This morning we ran a story about a B.C. widow who was the victim of investment fraud, after trusting the wrong “investor” with her money – lots of her money. Stories like this aren’t meant to frighten and scare, or make people wary of investing their money; but rather, they’re a warning tale about the worst things that can happen, and to ensure that it doesn’t happen to anybody else. But in this case, how could the Dubas’ have better protected themselves against losing all that money?

You’ll come across lots of articles online about how to find the best investment adviser. They’ll mostly tell you about finding an experienced adviser, who’s been in the business for some time and has had a company for at least 5 years, or that’s at least been with a company for that same amount of time.

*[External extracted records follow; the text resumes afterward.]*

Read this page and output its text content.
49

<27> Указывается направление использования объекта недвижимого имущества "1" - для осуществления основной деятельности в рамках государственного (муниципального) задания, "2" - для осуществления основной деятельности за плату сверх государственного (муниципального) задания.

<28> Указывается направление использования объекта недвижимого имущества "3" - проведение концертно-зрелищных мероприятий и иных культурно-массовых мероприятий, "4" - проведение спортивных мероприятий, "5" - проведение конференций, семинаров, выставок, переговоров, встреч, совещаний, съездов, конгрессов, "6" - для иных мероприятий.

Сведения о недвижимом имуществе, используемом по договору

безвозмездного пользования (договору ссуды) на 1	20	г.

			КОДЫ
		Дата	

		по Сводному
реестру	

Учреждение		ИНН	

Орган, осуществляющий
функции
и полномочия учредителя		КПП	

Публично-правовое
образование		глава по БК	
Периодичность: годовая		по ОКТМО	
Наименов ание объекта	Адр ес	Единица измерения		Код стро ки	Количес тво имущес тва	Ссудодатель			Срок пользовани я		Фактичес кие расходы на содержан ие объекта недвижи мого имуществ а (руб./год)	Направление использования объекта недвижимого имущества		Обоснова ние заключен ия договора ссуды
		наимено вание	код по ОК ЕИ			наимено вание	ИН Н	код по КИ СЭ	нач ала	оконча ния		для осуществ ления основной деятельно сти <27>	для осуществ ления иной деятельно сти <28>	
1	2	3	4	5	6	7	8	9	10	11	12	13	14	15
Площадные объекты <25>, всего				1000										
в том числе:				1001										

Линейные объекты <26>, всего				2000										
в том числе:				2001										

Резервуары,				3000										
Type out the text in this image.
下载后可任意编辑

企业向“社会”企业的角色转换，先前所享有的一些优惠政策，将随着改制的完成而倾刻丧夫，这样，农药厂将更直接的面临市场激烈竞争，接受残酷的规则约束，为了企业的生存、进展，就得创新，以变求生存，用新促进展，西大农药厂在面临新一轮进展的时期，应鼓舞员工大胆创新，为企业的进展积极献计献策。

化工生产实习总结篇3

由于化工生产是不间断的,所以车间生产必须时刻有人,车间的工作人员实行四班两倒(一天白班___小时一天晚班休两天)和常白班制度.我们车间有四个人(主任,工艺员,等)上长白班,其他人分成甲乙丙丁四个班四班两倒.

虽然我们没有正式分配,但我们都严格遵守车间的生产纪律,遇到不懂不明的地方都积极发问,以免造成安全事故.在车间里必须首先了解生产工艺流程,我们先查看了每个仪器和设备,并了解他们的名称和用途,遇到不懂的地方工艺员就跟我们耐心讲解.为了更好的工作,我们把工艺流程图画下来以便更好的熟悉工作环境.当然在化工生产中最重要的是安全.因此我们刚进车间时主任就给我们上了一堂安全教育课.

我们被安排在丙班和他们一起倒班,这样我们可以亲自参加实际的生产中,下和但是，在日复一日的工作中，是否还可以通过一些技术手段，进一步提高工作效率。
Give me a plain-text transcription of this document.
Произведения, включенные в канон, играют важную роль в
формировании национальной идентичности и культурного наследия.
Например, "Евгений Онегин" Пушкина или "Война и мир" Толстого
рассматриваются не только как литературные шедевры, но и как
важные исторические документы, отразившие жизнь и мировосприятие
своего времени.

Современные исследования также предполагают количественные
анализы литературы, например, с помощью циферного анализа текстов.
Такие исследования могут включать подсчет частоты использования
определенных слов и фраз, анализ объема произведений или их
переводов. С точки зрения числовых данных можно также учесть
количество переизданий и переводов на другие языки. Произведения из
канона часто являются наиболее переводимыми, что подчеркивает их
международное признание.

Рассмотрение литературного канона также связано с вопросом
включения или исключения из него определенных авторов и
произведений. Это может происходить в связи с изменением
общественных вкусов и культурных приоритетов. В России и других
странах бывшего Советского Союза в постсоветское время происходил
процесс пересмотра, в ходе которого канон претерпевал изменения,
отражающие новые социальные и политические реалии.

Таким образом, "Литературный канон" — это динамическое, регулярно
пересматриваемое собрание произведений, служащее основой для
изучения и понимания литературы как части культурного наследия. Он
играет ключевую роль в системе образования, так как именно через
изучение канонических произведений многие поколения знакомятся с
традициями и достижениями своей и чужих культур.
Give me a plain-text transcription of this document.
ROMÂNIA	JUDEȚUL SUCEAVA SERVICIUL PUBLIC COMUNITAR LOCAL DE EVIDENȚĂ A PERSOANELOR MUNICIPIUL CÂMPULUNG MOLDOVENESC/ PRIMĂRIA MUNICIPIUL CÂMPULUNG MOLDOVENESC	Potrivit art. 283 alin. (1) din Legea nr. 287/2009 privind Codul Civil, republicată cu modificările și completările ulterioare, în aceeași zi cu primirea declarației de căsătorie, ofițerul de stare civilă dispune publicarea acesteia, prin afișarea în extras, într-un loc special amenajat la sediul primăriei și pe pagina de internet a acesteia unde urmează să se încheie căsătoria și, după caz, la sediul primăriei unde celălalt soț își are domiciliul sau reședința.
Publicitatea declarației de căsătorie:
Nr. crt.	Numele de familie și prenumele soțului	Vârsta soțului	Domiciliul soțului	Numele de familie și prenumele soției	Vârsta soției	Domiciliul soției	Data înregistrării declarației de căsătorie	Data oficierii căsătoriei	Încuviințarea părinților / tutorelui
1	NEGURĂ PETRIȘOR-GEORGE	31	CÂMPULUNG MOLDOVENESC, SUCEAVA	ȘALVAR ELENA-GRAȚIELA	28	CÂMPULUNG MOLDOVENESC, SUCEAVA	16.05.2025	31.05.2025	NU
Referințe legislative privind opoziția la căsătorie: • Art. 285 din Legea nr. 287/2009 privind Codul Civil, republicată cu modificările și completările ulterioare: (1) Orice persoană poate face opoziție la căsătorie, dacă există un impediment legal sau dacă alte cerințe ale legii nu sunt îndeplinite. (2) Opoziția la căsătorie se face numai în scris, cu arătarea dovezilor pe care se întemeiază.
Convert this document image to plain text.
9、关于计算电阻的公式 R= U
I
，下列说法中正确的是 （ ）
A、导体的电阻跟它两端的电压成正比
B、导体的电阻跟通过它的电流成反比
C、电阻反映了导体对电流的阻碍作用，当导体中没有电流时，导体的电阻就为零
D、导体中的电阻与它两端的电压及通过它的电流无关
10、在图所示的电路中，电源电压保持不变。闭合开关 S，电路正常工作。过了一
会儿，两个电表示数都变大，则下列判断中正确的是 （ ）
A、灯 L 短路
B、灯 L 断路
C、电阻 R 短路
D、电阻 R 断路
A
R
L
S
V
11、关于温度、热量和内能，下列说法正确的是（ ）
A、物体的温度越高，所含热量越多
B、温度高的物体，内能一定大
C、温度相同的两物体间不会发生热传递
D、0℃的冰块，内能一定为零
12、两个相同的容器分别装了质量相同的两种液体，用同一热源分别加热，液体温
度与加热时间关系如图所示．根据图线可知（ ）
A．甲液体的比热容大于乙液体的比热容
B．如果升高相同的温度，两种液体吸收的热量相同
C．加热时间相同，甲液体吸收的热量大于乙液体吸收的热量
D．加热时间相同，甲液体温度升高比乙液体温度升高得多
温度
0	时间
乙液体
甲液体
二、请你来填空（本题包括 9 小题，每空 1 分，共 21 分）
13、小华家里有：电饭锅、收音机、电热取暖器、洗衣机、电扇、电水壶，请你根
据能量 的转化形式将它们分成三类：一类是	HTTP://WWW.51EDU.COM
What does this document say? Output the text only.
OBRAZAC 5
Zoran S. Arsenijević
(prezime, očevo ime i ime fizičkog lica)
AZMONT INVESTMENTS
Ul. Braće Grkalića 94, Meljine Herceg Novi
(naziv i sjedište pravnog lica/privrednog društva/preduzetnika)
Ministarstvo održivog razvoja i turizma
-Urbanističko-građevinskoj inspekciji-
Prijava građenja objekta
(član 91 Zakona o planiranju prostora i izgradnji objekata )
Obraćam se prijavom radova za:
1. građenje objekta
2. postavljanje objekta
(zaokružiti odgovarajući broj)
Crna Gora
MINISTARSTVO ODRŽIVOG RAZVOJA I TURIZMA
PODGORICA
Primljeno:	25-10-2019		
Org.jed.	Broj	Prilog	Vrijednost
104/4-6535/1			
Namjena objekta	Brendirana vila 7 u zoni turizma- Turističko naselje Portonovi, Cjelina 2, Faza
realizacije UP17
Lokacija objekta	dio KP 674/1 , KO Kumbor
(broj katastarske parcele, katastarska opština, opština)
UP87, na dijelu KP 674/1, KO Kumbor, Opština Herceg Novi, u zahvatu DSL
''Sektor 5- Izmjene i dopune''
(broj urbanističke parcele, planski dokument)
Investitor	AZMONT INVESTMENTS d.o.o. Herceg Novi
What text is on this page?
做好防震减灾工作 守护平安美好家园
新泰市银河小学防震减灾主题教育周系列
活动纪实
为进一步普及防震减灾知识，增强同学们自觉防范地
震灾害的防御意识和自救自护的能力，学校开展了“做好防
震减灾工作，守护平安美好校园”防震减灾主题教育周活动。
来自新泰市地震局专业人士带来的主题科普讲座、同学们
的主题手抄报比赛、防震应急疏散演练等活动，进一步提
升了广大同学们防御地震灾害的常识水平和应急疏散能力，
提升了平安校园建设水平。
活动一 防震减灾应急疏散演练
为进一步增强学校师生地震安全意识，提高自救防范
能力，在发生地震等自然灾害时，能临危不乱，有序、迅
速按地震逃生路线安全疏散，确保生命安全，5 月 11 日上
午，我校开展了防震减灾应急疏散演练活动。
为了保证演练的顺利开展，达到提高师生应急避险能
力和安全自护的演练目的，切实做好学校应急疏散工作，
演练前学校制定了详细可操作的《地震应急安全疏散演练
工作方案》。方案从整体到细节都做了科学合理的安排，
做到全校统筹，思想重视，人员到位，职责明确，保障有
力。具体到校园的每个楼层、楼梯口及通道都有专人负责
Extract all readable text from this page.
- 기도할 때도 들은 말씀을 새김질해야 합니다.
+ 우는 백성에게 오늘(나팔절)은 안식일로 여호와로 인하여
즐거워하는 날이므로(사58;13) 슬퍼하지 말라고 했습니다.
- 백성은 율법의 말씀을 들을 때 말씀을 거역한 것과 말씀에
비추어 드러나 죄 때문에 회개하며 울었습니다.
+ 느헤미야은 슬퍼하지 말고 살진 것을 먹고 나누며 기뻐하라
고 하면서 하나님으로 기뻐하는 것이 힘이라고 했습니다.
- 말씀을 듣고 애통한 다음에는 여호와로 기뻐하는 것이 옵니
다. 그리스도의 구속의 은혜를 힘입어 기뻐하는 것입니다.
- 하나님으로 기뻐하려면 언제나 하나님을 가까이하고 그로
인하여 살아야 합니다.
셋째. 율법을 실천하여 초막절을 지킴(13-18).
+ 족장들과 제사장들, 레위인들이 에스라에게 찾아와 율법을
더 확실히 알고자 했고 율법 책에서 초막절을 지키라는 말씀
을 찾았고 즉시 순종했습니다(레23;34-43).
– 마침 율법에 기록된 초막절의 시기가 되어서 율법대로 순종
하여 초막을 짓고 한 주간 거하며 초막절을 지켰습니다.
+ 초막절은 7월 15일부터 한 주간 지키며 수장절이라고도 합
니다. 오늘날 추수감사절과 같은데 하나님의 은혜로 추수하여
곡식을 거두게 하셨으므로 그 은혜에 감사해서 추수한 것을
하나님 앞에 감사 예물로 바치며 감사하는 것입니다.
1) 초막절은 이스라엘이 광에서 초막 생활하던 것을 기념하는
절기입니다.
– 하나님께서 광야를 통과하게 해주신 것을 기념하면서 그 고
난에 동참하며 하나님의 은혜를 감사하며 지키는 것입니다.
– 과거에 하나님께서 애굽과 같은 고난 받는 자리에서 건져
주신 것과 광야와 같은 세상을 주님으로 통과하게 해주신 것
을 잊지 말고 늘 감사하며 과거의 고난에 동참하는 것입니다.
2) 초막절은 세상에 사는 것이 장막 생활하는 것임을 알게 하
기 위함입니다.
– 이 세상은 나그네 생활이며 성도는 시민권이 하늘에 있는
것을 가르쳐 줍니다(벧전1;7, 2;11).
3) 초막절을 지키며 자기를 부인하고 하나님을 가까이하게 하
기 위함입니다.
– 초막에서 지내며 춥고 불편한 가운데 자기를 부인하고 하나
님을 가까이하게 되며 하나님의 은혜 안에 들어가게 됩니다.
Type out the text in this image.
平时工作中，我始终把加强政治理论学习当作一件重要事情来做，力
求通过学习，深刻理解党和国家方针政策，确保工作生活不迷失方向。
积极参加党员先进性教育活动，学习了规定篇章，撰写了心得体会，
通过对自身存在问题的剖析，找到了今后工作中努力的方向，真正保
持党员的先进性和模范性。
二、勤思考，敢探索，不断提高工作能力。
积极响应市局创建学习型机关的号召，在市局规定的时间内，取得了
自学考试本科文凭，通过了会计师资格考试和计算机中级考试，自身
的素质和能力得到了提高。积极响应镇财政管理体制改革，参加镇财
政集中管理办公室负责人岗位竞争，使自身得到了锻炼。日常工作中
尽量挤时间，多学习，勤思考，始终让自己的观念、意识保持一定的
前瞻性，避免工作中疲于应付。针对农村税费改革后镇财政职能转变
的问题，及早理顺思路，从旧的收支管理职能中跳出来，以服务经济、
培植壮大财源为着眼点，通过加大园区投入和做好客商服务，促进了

This wouldn’t have helped the Dubas’ though, as Michaels, the investment adviser, had a infomercial on TV that he probably had for some time.

Articles will also tell you to ensure that the adviser is educated, and that they have initials behind their name that indicate that they’ve been to school and have training in the proper field.

But that most likely also wouldn’t have helped the Dubas in their case, because the chances are also very good that Michaels had those, too.

In fact, there’s only one way to know for sure that you’re dealing with a registered and verified investment adviser, and that’s to check with your province’s security commissions. Whether it’s the OSC for Ontario, or the BCSC for British Columbia, every province has one and contacting them and asking about your adviser is really the only way to keep yourself safe and protect yourself from fraudsters like the one we heard about this morning.

In fact, the Canadian Securities Administrators (CSA) knows that this is the only way to keep consumers safe and so, they’ve dedicated an entire day to it – March 26 in National Check Registration Day in Canada.